HSBC has named Mark Tucker as its new chairman as it looks to reverse a decline in profits.
Tucker, who is currently chief executive of insurance giant AIA, will become the first outsider to take up the chairman position in HSBC's history when he begins his new role in October.
He replaces Douglas Flint, who is stepping down after more than six years at the helm.
Tucker will be tasked with finding a replacement for Stuart Gulliver, who has announced his intention to step down as HSBC's chief executive in 2018.
HSBC senior independent director Rachel Lomax said Tucker's track record of "successful leadership of complex financial services businesses in both Asia and the UK" would serve him well in his new role.
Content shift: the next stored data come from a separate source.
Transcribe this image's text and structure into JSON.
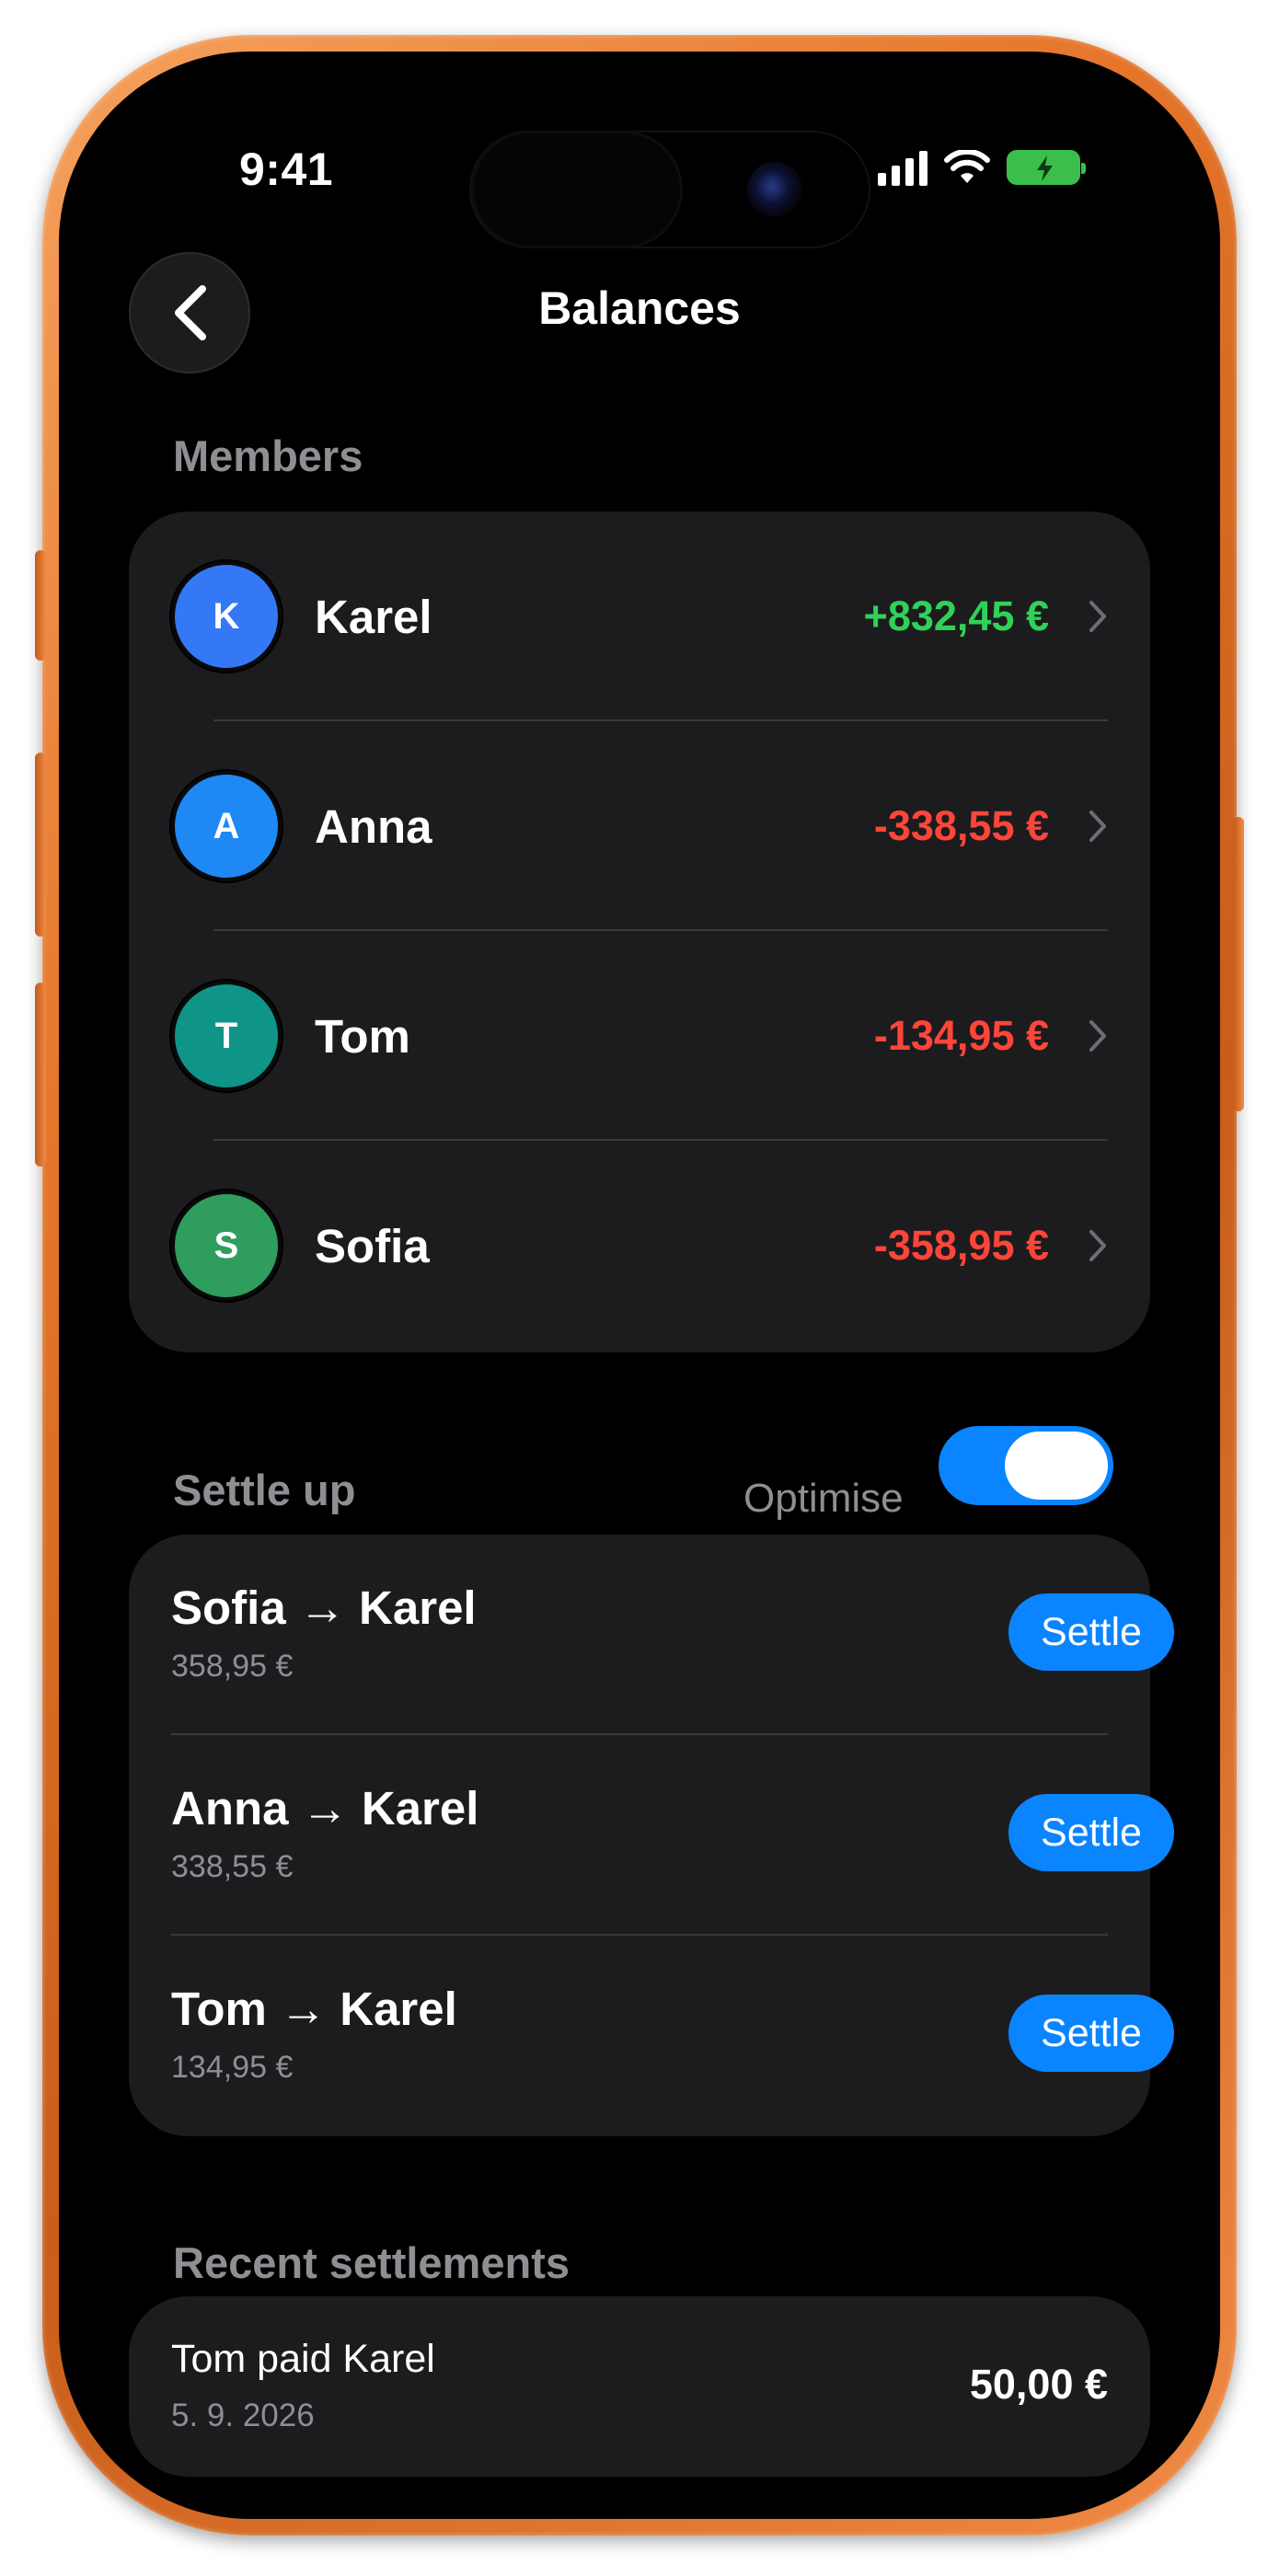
{
  "status_bar": {
    "time": "9:41"
  },
  "header": {
    "title": "Balances"
  },
  "members_section": {
    "label": "Members",
    "items": [
      {
        "initial": "K",
        "name": "Karel",
        "amount": "+832,45 €",
        "avatar_color": "#3478f6",
        "amount_color": "#30d158"
      },
      {
        "initial": "A",
        "name": "Anna",
        "amount": "-338,55 €",
        "avatar_color": "#1e88f5",
        "amount_color": "#ff453a"
      },
      {
        "initial": "T",
        "name": "Tom",
        "amount": "-134,95 €",
        "avatar_color": "#0f9488",
        "amount_color": "#ff453a"
      },
      {
        "initial": "S",
        "name": "Sofia",
        "amount": "-358,95 €",
        "avatar_color": "#2e9d5e",
        "amount_color": "#ff453a"
      }
    ]
  },
  "settle_section": {
    "label": "Settle up",
    "optimise_label": "Optimise",
    "optimise_on": true,
    "items": [
      {
        "title": "Sofia → Karel",
        "amount": "358,95 €",
        "button": "Settle"
      },
      {
        "title": "Anna → Karel",
        "amount": "338,55 €",
        "button": "Settle"
      },
      {
        "title": "Tom → Karel",
        "amount": "134,95 €",
        "button": "Settle"
      }
    ]
  },
  "recent_section": {
    "label": "Recent settlements",
    "items": [
      {
        "title": "Tom paid Karel",
        "date": "5. 9. 2026",
        "amount": "50,00 €"
      }
    ]
  },
  "colors": {
    "accent": "#0a84ff",
    "positive": "#30d158",
    "negative": "#ff453a",
    "frame": "#e5752a"
  }
}
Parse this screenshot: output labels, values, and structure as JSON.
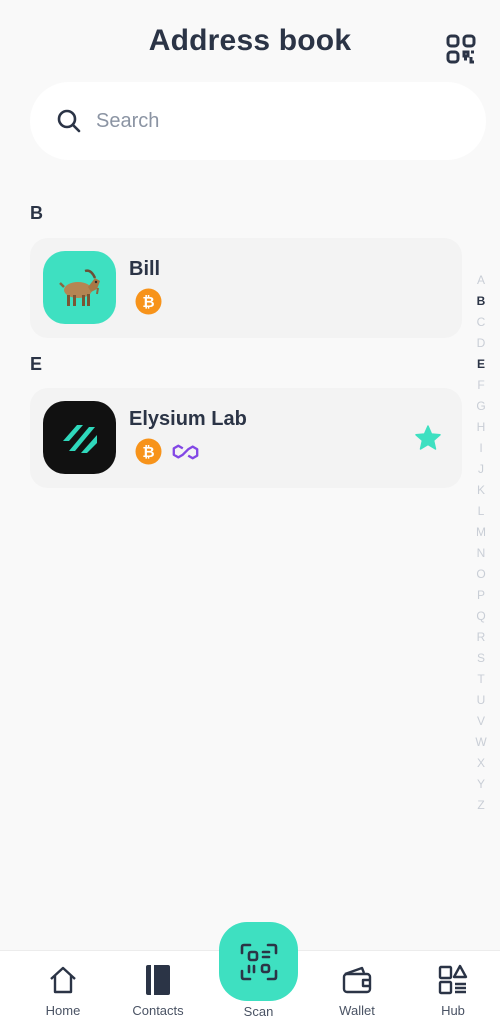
{
  "header": {
    "title": "Address book",
    "qr_icon": "qr-code-icon"
  },
  "search": {
    "placeholder": "Search",
    "value": ""
  },
  "sections": [
    {
      "letter": "B",
      "contacts": [
        {
          "name": "Bill",
          "avatar": "goat-emoji",
          "chains": [
            "bitcoin"
          ],
          "favorite": false
        }
      ]
    },
    {
      "letter": "E",
      "contacts": [
        {
          "name": "Elysium Lab",
          "avatar": "elysium-logo",
          "chains": [
            "bitcoin",
            "polygon"
          ],
          "favorite": true
        }
      ]
    }
  ],
  "alphabet": [
    "A",
    "B",
    "C",
    "D",
    "E",
    "F",
    "G",
    "H",
    "I",
    "J",
    "K",
    "L",
    "M",
    "N",
    "O",
    "P",
    "Q",
    "R",
    "S",
    "T",
    "U",
    "V",
    "W",
    "X",
    "Y",
    "Z"
  ],
  "alphabet_active": [
    "B",
    "E"
  ],
  "nav": {
    "home": "Home",
    "contacts": "Contacts",
    "scan": "Scan",
    "wallet": "Wallet",
    "hub": "Hub",
    "active": "contacts"
  },
  "colors": {
    "accent": "#3ee0c1",
    "bitcoin": "#f7931a",
    "polygon": "#8247e5",
    "star": "#3ee0c1",
    "text": "#2b3446"
  }
}
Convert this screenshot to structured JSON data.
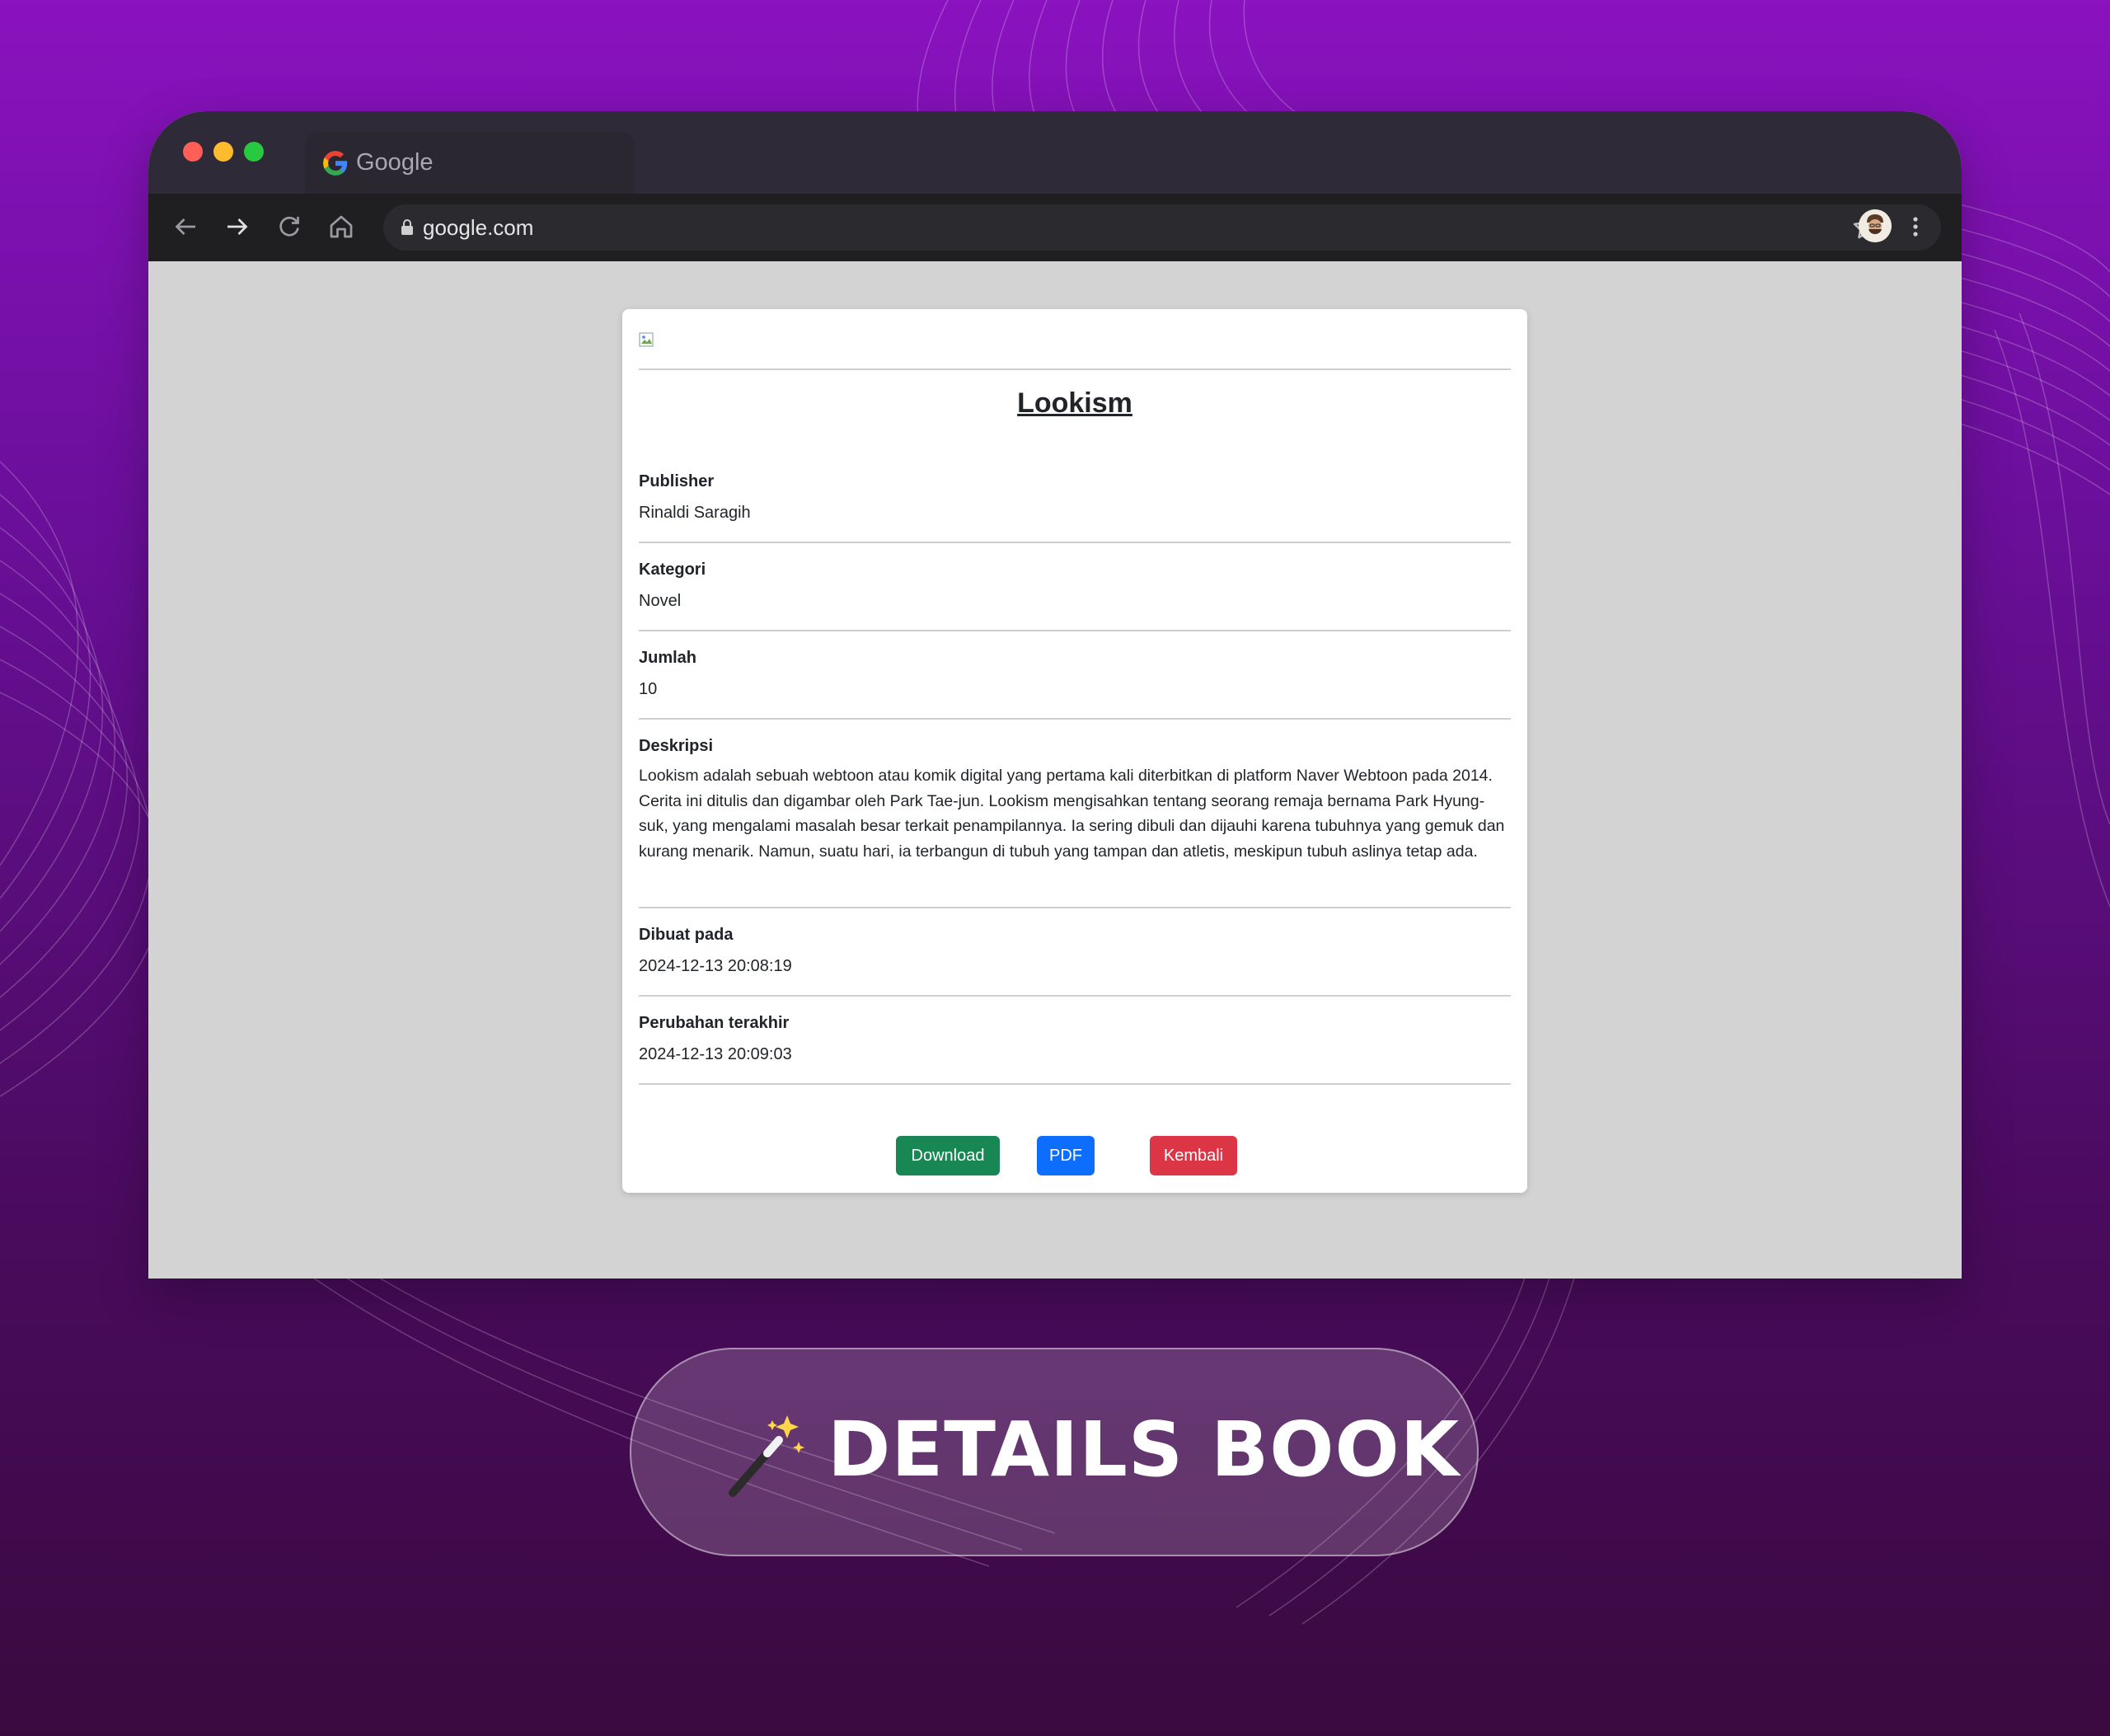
{
  "browser": {
    "tab_title": "Google",
    "url": "google.com"
  },
  "book": {
    "title": "Lookism",
    "fields": {
      "publisher_label": "Publisher",
      "publisher_value": "Rinaldi Saragih",
      "kategori_label": "Kategori",
      "kategori_value": "Novel",
      "jumlah_label": "Jumlah",
      "jumlah_value": "10",
      "deskripsi_label": "Deskripsi",
      "deskripsi_value": "Lookism adalah sebuah webtoon atau komik digital yang pertama kali diterbitkan di platform Naver Webtoon pada 2014. Cerita ini ditulis dan digambar oleh Park Tae-jun. Lookism mengisahkan tentang seorang remaja bernama Park Hyung-suk, yang mengalami masalah besar terkait penampilannya. Ia sering dibuli dan dijauhi karena tubuhnya yang gemuk dan kurang menarik. Namun, suatu hari, ia terbangun di tubuh yang tampan dan atletis, meskipun tubuh aslinya tetap ada.",
      "dibuat_label": "Dibuat pada",
      "dibuat_value": "2024-12-13 20:08:19",
      "perubahan_label": "Perubahan terakhir",
      "perubahan_value": "2024-12-13 20:09:03"
    },
    "buttons": {
      "download": "Download",
      "pdf": "PDF",
      "kembali": "Kembali"
    }
  },
  "banner": {
    "text": "DETAILS BOOK"
  },
  "colors": {
    "download": "#198754",
    "pdf": "#0d6efd",
    "kembali": "#dc3545"
  }
}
Tucker has been chief executive of AIA since 2010. He has also served as chief executive of Prudential and was a member of the Bank of England's financial stability and audit and risk committees.
The 59-year-old is also on the board of US banking giant Goldman Sachs. He will step down from Goldman before taking over at HSBC.
"We are delighted that in Mark Tucker we have secured someone who possesses the rare combination of experience demanded by the HSBC board," Lomax said in a statement.
"As CEO of two major financial services groups and through his non-executive roles at the Bank of England and Goldman Sachs, he... has extensive experience and understanding of the regulatory frameworks within which international financial services groups such as HSBC now operate."
Tucker said: "I am honoured and excited to be taking on the role of group chairman of one of the world's largest and most prestigious banking and financial services organisations.
"I have long had enormous admiration for HSBC with its unrivalled network, exceptional brand and leading position supporting global business and trade."
HSBC's share price rose more than 2% on the news of Tucker's appointment in Hong Kong on 13 March.